7 stycznia Sinéad O’Connor poinformowała, że jej 17-letni syn Shane nie żyje. Niedługo później potwierdziła, że opuścił szpital, w którym przebywał pod obserwacją, i odebrał sobie życie. Piosenkarka, co nie powinno dziwić, bardzo to przeżyła. Kilka dni później zaczęła publikować w swoich mediach społecznościowych niepokojące wiadomości.

Na Twitterze napisała chociażby: „Nie ma sensu żyć bez niego”, a także stwierdziła, że „będzie podążała za swoim synem”. Mogliśmy przeczytać ponadto wpis następującej treści:

Wszystko, czego dotknę, rujnuję. Zostałam tylko dla niego. A teraz odszedł. Zniszczyłam moją rodzinę. Moje dzieci nie chcą mnie znać.

Niedługo później Sinéad O’Connor poinformowała, że udaje się do szpitala:

Nie powinnam była tego mówić. Jestem teraz z glinami w drodze do szpitala. Przepraszam, że wszystkich zdenerwowałam. Jestem zagubiona bez mojego dziecka i nienawidzę siebie. Szpital trochę pomoże. Ale zamierzam znaleźć Shane’a. To tylko wszystko odwlecze.
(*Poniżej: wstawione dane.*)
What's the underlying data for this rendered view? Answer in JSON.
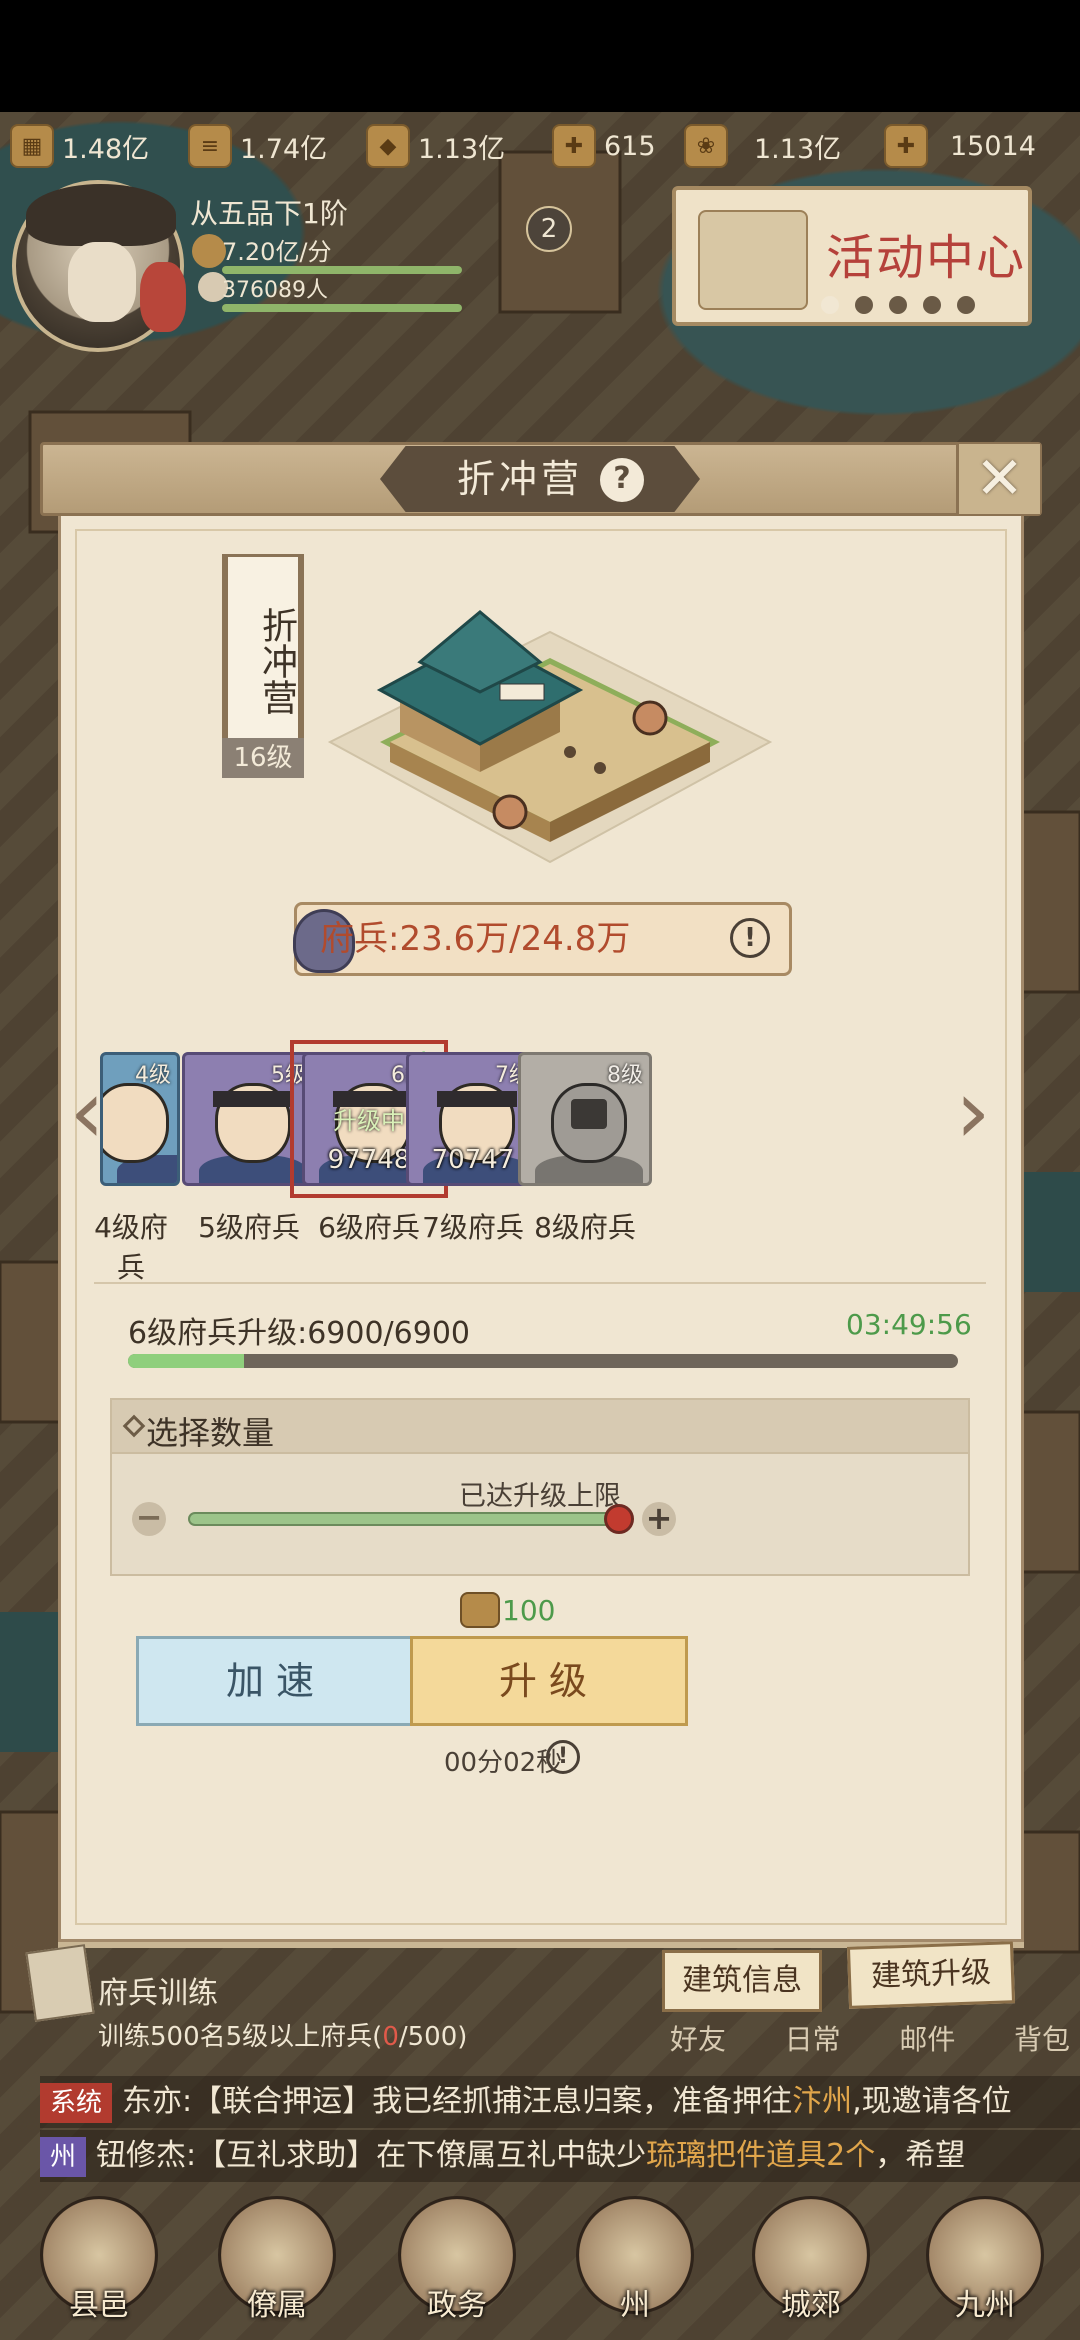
{
  "resources": [
    {
      "icon": "wood-icon",
      "value": "1.48亿"
    },
    {
      "icon": "log-icon",
      "value": "1.74亿"
    },
    {
      "icon": "ore-icon",
      "value": "1.13亿"
    },
    {
      "icon": "lantern-icon",
      "value": "615"
    },
    {
      "icon": "grain-icon",
      "value": "1.13亿"
    },
    {
      "icon": "ingot-icon",
      "value": "15014"
    }
  ],
  "player": {
    "rank": "从五品下1阶",
    "income": "7.20亿/分",
    "population": "376089人",
    "badge": "2"
  },
  "event_center": {
    "title": "活动中心",
    "active_dot": 0,
    "dot_count": 5
  },
  "modal": {
    "title": "折冲营",
    "building_name": "折冲营",
    "building_level": "16级",
    "troops_label": "府兵:23.6万/24.8万",
    "cards": [
      {
        "level": "4级",
        "label": "4级府兵",
        "count": "",
        "status": "",
        "style": "blue"
      },
      {
        "level": "5级",
        "label": "5级府兵",
        "count": "",
        "status": "",
        "style": "purple"
      },
      {
        "level": "6级",
        "label": "6级府兵",
        "count": "97748",
        "status": "升级中",
        "style": "purple"
      },
      {
        "level": "7级",
        "label": "7级府兵",
        "count": "70747",
        "status": "",
        "style": "purple"
      },
      {
        "level": "8级",
        "label": "8级府兵",
        "count": "",
        "status": "",
        "style": "locked"
      }
    ],
    "upgrade_progress_label": "6级府兵升级:6900/6900",
    "upgrade_timer": "03:49:56",
    "upgrade_progress_fraction": 0.14,
    "quantity_title": "选择数量",
    "limit_text": "已达升级上限",
    "slider_fraction": 1.0,
    "cost_value": "100",
    "speed_button": "加速",
    "upgrade_button": "升级",
    "duration": "00分02秒"
  },
  "bottom": {
    "task_title": "府兵训练",
    "task_desc_prefix": "训练500名5级以上府兵(",
    "task_progress": "0",
    "task_desc_suffix": "/500)",
    "building_info": "建筑信息",
    "building_upgrade": "建筑升级",
    "menu_labels": [
      "好友",
      "日常",
      "邮件",
      "背包"
    ]
  },
  "chat": [
    {
      "channel": "系统",
      "channel_color": "#b23b2f",
      "text_a": "东亦:【联合押运】我已经抓捕汪息归案，准备押往",
      "highlight": "汴州",
      "text_b": ",现邀请各位"
    },
    {
      "channel": "州",
      "channel_color": "#6a56a8",
      "text_a": "钮修杰:【互礼求助】在下僚属互礼中缺少",
      "highlight": "琉璃把件道具2个",
      "text_b": "，希望"
    }
  ],
  "nav": [
    "县邑",
    "僚属",
    "政务",
    "州",
    "城郊",
    "九州"
  ],
  "colors": {
    "accent_red": "#b23b2f",
    "progress_green": "#8fcf7c",
    "paper": "#f0e6d2"
  }
}
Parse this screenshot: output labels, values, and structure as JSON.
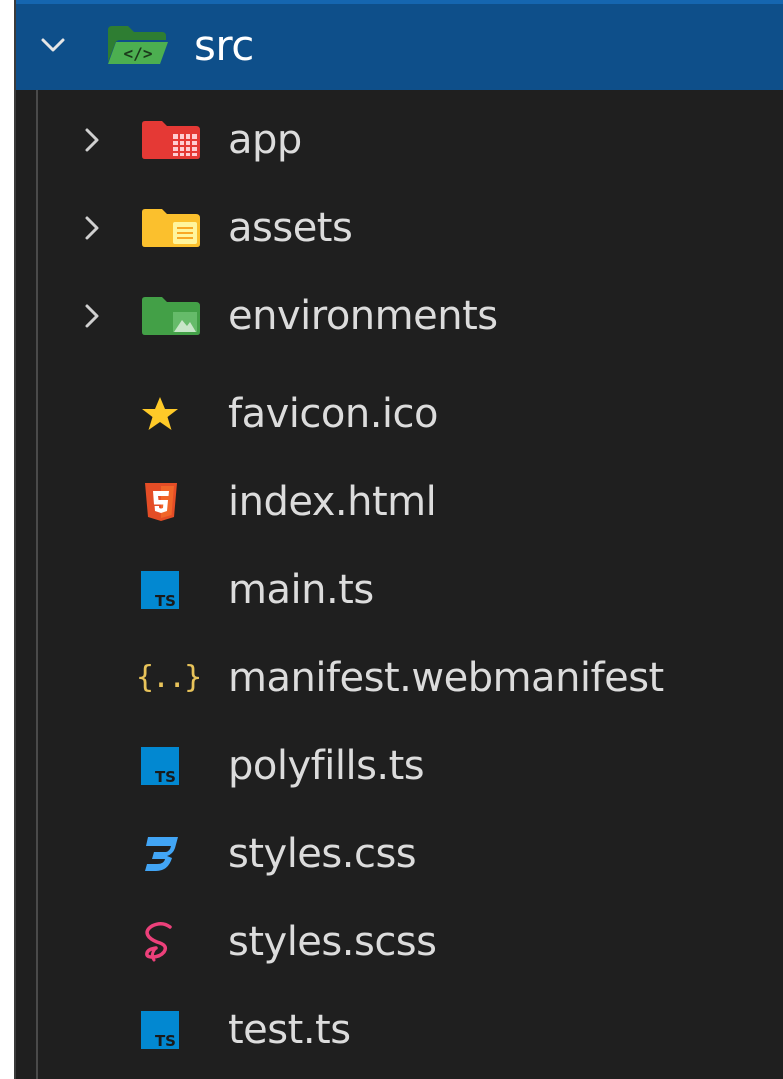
{
  "explorer": {
    "root": {
      "label": "src",
      "icon": "folder-src-open-icon",
      "expanded": true,
      "icon_color": "#4caf50"
    },
    "items": [
      {
        "label": "app",
        "kind": "folder",
        "icon": "folder-app-icon",
        "icon_color": "#ef5350"
      },
      {
        "label": "assets",
        "kind": "folder",
        "icon": "folder-assets-icon",
        "icon_color": "#fbc02d"
      },
      {
        "label": "environments",
        "kind": "folder",
        "icon": "folder-environments-icon",
        "icon_color": "#4caf50"
      },
      {
        "label": "favicon.ico",
        "kind": "file",
        "icon": "star-icon",
        "icon_color": "#ffca28"
      },
      {
        "label": "index.html",
        "kind": "file",
        "icon": "html5-icon",
        "icon_color": "#e44d26"
      },
      {
        "label": "main.ts",
        "kind": "file",
        "icon": "typescript-icon",
        "icon_color": "#0288d1"
      },
      {
        "label": "manifest.webmanifest",
        "kind": "file",
        "icon": "json-braces-icon",
        "icon_glyph": "{..}",
        "icon_color": "#e8c35a"
      },
      {
        "label": "polyfills.ts",
        "kind": "file",
        "icon": "typescript-icon",
        "icon_color": "#0288d1"
      },
      {
        "label": "styles.css",
        "kind": "file",
        "icon": "css3-icon",
        "icon_color": "#42a5f5"
      },
      {
        "label": "styles.scss",
        "kind": "file",
        "icon": "sass-icon",
        "icon_color": "#ec407a"
      },
      {
        "label": "test.ts",
        "kind": "file",
        "icon": "typescript-icon",
        "icon_color": "#0288d1"
      }
    ],
    "ts_badge": "TS"
  }
}
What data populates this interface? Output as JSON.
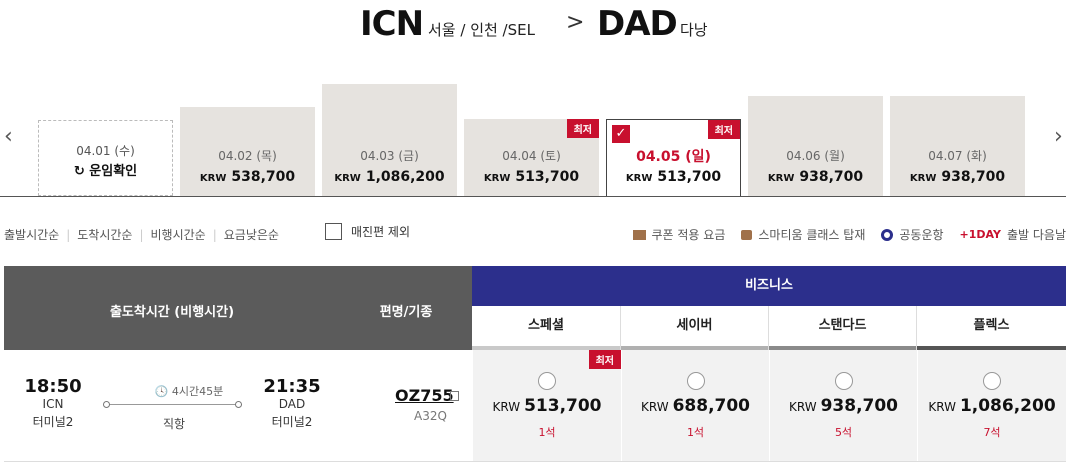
{
  "route": {
    "origin_code": "ICN",
    "origin_city": "서울 / 인천 /SEL",
    "arrow": ">",
    "dest_code": "DAD",
    "dest_city": "다낭"
  },
  "nav": {
    "prev": "‹",
    "next": "›"
  },
  "dates": [
    {
      "date": "04.01 (수)",
      "price_label": "↻ 운임확인",
      "currency": "",
      "level": 0
    },
    {
      "date": "04.02 (목)",
      "currency": "KRW",
      "price": "538,700",
      "level": 0.5
    },
    {
      "date": "04.03 (금)",
      "currency": "KRW",
      "price": "1,086,200",
      "level": 1.0
    },
    {
      "date": "04.04 (토)",
      "currency": "KRW",
      "price": "513,700",
      "level": 0.47,
      "badge": "최저"
    },
    {
      "date": "04.05 (일)",
      "currency": "KRW",
      "price": "513,700",
      "level": 0.47,
      "badge": "최저",
      "selected": true
    },
    {
      "date": "04.06 (월)",
      "currency": "KRW",
      "price": "938,700",
      "level": 0.86
    },
    {
      "date": "04.07 (화)",
      "currency": "KRW",
      "price": "938,700",
      "level": 0.86
    }
  ],
  "sort": [
    "출발시간순",
    "도착시간순",
    "비행시간순",
    "요금낮은순"
  ],
  "exclude_soldout": "매진편 제외",
  "legend": {
    "coupon": "쿠폰 적용 요금",
    "smartium": "스마티움 클래스 탑재",
    "codeshare": "공동운항",
    "oneday_tag": "+1DAY",
    "oneday_text": "출발 다음날"
  },
  "table": {
    "col_time": "출도착시간 (비행시간)",
    "col_flight": "편명/기종",
    "cabin": "비즈니스",
    "fares": [
      {
        "name": "스페셜",
        "bar": "#c9c9c9"
      },
      {
        "name": "세이버",
        "bar": "#b0b0b0"
      },
      {
        "name": "스탠다드",
        "bar": "#8a8a8a"
      },
      {
        "name": "플렉스",
        "bar": "#555555"
      }
    ]
  },
  "flight": {
    "dep_time": "18:50",
    "dep_airport": "ICN",
    "dep_terminal": "터미널2",
    "duration": "🕓 4시간45분",
    "type": "직항",
    "arr_time": "21:35",
    "arr_airport": "DAD",
    "arr_terminal": "터미널2",
    "flight_no": "OZ755",
    "aircraft": "A32Q",
    "prices": [
      {
        "currency": "KRW",
        "amount": "513,700",
        "seats": "1석",
        "badge": "최저"
      },
      {
        "currency": "KRW",
        "amount": "688,700",
        "seats": "1석"
      },
      {
        "currency": "KRW",
        "amount": "938,700",
        "seats": "5석"
      },
      {
        "currency": "KRW",
        "amount": "1,086,200",
        "seats": "7석"
      }
    ]
  },
  "colors": {
    "accent": "#c8102e",
    "cabin": "#2c2f8c",
    "header": "#5b5b5b"
  }
}
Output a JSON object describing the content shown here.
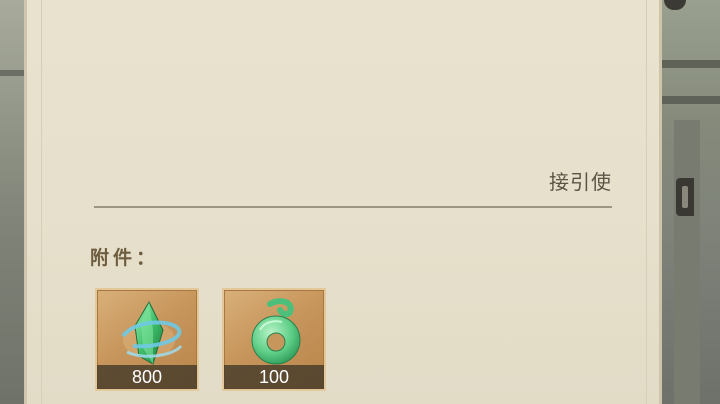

Większość wpisów artystki zniknęła z Twittera.

https://twitter.com/OhSineady/status/1482329526499741702

Sinéad O’Connor od lat zmaga się z problemami ze zdrowiem psychicznym. Zdiagnozowano u niej chorobę afektywną dwubiegunową, złożony zespół stresu pourazowego i zaburzenie osobowości typu borderline.